The eldest son of Colonel Bertram Ede, head of MI5's section F, and Alice Warde, Charles Ede was educated at New Beacon Preparatory School, in Sevenoaks, Kent, and the Imperial Service College. It was there that a master introduced him to the work of William Morris, founder of the Kelmscott Press, whose socialist principles were to have a profound effect on his approach to business.
A chance meeting with the great antiquarian bookseller Alan Thomas engendered a love of printing; Thomas had recently acquired a large collection of Kelmscott ephemera, and, over two years, Charles Ede purchased a selection of leaves and design originals.
He often maintained that had it not been for the outbreak of war he would have pursued an academic career. However, in 1939, he gave up his scholarship to Balliol College, Oxford, and enlisted.
He gained a commission in the Royal Tank Regiment, and saw service in France, Malta (where his father was head of intelligence), Egypt, Palestine and Italy. His last posting was in Brussels, where, as a fluent French speaker, he ran an organisation whose primary function was to recommend payments to the dependants of resistance fighters who died saving stranded allied airmen.
After the war, Charles Ede enrolled at the London School of Printing, launching the Folio Society in 1947 with Alan Bott, founder of the Book Society, and Christopher Sandford, proprietor of the Golden Cockerell Press.
At first, times were hard.Rationing meant acute shortages of paper, and, though Charles Ede proved adept at tracking down supplies, booksellers were uneasy at the idea of "a poor man's fine edition".
This problem was solved by the decision to offer books solely by mail order to customers attracted by a gift presentation volume, a sales technique pioneered in the US. It proved a highly successful approach, and membership grew rapidly in Britain and internationally. In 1955, larger premises, incorporating a club room and bar, were leased, and it was the possibilities of this space that led Charles Ede, five years later, to start Collector's Corner (later renamed Folio Fine Art), offering manuscript leaves, watercolours, Old Master prints and fine bindings, also by mail order.
It was a search for the latter, in Cecil Court, London, that led to Charles Ede's change of life.
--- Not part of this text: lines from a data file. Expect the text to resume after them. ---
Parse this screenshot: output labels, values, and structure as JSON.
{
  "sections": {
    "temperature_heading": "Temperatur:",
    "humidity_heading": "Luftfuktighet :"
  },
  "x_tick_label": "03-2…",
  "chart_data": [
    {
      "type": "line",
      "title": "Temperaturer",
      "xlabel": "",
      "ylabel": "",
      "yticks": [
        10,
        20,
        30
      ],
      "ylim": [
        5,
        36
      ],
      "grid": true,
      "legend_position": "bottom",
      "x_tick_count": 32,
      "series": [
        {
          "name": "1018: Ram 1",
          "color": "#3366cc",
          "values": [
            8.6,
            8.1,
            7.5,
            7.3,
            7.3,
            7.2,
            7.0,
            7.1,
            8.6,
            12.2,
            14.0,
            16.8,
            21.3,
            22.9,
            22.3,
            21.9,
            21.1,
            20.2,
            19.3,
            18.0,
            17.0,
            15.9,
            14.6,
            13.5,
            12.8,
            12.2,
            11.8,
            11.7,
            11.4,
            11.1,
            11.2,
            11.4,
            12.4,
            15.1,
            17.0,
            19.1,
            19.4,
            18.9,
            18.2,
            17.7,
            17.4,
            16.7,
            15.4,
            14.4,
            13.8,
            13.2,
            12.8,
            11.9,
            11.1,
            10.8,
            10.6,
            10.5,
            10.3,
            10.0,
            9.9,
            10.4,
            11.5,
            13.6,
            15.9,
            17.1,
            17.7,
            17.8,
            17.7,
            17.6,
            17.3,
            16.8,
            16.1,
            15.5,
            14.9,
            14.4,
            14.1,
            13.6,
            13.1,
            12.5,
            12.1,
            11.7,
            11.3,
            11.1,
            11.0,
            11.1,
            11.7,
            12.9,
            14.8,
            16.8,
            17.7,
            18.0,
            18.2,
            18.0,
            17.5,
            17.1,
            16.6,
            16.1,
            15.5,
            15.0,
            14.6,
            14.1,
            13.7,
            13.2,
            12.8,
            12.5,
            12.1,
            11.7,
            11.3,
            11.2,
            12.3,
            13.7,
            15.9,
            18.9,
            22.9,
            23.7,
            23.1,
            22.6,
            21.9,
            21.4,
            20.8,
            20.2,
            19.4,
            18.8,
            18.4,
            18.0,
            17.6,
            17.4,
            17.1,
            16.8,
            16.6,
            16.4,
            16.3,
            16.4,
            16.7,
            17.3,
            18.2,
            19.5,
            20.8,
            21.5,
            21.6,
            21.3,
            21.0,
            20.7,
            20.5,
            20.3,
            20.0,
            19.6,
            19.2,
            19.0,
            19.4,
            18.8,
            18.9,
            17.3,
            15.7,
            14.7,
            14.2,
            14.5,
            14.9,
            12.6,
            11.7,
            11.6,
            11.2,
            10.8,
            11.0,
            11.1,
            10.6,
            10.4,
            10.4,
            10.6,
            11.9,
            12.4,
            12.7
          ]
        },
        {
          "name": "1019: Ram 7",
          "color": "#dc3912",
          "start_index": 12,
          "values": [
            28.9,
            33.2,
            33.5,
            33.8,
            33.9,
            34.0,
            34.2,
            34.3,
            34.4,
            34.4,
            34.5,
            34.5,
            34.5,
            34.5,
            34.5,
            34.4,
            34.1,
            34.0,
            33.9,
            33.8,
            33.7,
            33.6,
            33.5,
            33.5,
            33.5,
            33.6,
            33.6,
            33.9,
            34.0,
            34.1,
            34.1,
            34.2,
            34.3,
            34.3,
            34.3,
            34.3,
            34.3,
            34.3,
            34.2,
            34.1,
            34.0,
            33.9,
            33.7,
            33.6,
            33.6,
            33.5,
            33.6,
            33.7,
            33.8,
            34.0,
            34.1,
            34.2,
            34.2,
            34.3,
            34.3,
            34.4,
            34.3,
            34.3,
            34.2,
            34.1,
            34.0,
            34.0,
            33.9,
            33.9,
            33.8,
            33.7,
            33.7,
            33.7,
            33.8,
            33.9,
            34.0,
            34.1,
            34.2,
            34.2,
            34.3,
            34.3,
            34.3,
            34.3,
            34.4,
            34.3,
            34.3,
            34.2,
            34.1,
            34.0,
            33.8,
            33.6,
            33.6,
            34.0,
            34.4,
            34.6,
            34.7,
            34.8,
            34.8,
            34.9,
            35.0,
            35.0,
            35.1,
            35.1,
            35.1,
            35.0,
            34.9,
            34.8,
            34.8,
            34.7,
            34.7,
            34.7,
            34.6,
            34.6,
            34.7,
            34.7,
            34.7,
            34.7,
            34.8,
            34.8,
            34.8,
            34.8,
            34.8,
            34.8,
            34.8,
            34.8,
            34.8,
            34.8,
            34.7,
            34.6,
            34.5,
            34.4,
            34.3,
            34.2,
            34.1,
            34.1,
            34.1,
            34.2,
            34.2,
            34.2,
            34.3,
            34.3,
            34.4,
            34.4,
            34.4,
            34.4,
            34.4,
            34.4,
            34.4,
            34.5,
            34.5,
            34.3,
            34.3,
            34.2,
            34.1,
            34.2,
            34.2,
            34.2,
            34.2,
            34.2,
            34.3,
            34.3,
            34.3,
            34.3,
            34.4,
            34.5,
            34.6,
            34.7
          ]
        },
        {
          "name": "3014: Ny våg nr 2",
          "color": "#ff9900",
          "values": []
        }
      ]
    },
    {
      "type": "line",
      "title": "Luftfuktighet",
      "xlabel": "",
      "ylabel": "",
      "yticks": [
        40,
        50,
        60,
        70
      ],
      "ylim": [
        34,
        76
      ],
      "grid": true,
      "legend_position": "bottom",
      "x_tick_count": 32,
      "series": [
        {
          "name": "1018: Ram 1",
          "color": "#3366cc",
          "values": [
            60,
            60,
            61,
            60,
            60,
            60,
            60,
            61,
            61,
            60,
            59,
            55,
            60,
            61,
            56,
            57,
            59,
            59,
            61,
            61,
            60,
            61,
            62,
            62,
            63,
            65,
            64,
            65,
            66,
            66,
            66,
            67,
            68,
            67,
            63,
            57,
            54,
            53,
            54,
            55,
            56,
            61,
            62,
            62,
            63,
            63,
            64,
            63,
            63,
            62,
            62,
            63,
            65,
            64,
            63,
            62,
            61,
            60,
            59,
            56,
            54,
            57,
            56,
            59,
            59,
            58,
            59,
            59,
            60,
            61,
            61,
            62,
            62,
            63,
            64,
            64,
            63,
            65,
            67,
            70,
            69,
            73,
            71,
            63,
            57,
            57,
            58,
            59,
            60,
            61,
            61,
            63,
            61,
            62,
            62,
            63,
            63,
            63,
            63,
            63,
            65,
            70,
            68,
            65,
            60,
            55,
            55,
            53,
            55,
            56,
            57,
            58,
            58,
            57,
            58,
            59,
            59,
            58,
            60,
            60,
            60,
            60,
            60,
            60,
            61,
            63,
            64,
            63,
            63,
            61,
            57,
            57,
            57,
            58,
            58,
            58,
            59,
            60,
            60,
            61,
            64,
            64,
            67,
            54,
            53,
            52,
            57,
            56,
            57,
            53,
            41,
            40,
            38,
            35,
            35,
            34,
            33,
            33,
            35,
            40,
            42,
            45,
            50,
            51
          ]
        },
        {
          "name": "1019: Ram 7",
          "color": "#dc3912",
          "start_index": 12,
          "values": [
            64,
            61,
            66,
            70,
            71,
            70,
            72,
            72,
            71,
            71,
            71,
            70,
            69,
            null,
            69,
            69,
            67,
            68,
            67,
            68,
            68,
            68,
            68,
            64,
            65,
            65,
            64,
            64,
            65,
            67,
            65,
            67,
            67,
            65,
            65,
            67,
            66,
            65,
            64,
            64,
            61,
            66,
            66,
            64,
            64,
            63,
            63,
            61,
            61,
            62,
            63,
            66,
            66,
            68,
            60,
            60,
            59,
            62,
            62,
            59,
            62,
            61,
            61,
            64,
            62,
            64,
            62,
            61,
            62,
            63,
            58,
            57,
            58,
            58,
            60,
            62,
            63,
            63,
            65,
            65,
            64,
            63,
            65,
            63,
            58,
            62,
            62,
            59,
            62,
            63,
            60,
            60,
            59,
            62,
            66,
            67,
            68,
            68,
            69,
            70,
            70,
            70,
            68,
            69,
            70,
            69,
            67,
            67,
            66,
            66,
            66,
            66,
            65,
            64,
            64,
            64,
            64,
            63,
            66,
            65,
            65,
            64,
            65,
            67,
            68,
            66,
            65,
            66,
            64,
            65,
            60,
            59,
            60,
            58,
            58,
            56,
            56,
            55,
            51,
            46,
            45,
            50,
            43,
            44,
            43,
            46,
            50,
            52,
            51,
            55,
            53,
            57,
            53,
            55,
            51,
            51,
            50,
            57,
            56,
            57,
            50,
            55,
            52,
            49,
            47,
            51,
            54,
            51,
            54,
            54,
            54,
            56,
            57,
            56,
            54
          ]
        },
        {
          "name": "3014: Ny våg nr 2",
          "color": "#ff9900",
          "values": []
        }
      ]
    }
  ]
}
Spotting a Roman pottery dish in a shop window - and being amazed by its low price - he hired leading academics in the field to give him tutorials, and gradually ancient art occupied a larger and larger amount of space in Folio Fine Art catalogues.
By 1971, tired of publishing, and feeling that the Folio Society had outgrown him - he always maintained that meeting an employee he did not know was the turning point - Charles Ede sold the business and set up a gallery under his name in Brook Street, central London, selling antiquities. He went on to produce more than 200 catalogues, many of them devoted to specialist areas such as Egyptian sculpture, ancient writing and pottery from Athens.
In an area with many pitfalls, particularly with regard to provenance and authenticity, Charles Ede's scholarly approach and scrupulousness soon won a good reputation in academic and archaeological circles.
He had lengthy correspondence with scholars all over the world, and was energetic in tracking down parallels and information on the pieces he offered for sale. In the 1970s and 1980s, he was instrumental in building up many university teaching collections, particularly in Australia and the US. In 1976, he wrote Collecting Antiquities: An Introductory Guide, which ran to three impressions and remains the seminal work on the subject. His youngest son took over as managing director in 1986, though Charles Ede continued to research and design catalogues until shortly before his death. He married Elizabeth Craze in 1947. She survives him, together with four sons and two daughters.